The reported sample size was grouped in 6 categories: 10, 11‐20, 21‐100,
101‐500, 501‐2000, >2000 to differentiate between small sample studies and
larger samples. Figure 1 shows the number of studies in each group per
category. Overall, 36% of publications reports a sample size between 20 and
100 and 30% have a sample size larger than 100 participants. Of the remaining
studies, 10% reports a sample size smaller than 10 and 24% have a sample size
between 11 and 20 subjects. Figure 1 illustrates that those smaller samples are
more common within the Applied Sciences.
The majority of studies reports either effect sizes (16.1%), confidence
intervals (20.4%) or both (16.5%). However, 42.7% of publications reports
neither. Figure 2 illustrates the use of effect sizes and confidence intervals in
those studies with up to 20 subjects in the sample.
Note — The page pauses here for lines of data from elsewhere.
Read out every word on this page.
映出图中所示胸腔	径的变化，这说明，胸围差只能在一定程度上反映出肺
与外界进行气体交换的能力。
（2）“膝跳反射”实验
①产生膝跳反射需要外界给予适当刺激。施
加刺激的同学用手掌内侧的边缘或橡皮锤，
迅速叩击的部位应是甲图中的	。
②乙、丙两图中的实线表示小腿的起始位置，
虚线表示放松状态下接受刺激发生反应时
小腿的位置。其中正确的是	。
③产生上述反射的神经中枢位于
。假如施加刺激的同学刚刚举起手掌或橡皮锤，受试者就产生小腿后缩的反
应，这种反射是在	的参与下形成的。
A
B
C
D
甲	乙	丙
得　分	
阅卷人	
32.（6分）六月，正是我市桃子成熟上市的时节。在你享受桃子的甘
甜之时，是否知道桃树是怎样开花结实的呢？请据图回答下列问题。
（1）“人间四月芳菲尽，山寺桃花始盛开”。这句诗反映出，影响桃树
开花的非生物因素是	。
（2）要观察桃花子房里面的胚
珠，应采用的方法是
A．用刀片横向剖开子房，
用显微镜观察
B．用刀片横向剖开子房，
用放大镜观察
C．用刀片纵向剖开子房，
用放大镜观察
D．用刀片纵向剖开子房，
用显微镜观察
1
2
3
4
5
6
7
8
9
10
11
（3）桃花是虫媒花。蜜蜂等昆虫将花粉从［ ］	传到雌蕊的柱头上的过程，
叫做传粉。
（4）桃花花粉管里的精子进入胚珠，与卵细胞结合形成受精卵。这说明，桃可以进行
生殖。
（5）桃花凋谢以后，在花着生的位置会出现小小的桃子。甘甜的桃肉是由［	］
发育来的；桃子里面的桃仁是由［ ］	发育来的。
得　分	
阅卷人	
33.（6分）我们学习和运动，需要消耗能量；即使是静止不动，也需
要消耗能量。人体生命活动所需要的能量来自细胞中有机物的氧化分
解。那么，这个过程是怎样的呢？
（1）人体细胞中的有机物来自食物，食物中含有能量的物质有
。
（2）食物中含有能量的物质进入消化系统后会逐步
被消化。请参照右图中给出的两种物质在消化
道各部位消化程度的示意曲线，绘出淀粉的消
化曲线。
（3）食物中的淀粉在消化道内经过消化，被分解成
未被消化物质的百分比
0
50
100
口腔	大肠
34.5% of the studies utilised repeated measures ANOVA, 16.5% reported
a linear mixed model analysis, 14.5% reported a General Linear Model analysis
and 9.0% reported using t tests for their statistical analysis. Other less
frequently reported methods were Generalized Linear Model (4.3%), Cox
Proportional Hazard model (4.3%), Magnitude‐based inference (3.1%),
Structural Equation Modelling (2.7%), non‐parametric tests (1.6%), Random
Forests (1.2%), MANOVA (1.2%) and correlations (1.2%).
Web of Science analysis
Figure 3 illustrated the trends of frequency of the selected keywords across
publication years within the field of Sport Science. "t‐tests" is the most
frequently used with repeated measures ANOVA resulting in the second most
hits. Bayesian, Linear mixed model and Magnitude‐based inference
demonstrate similar reporting rates.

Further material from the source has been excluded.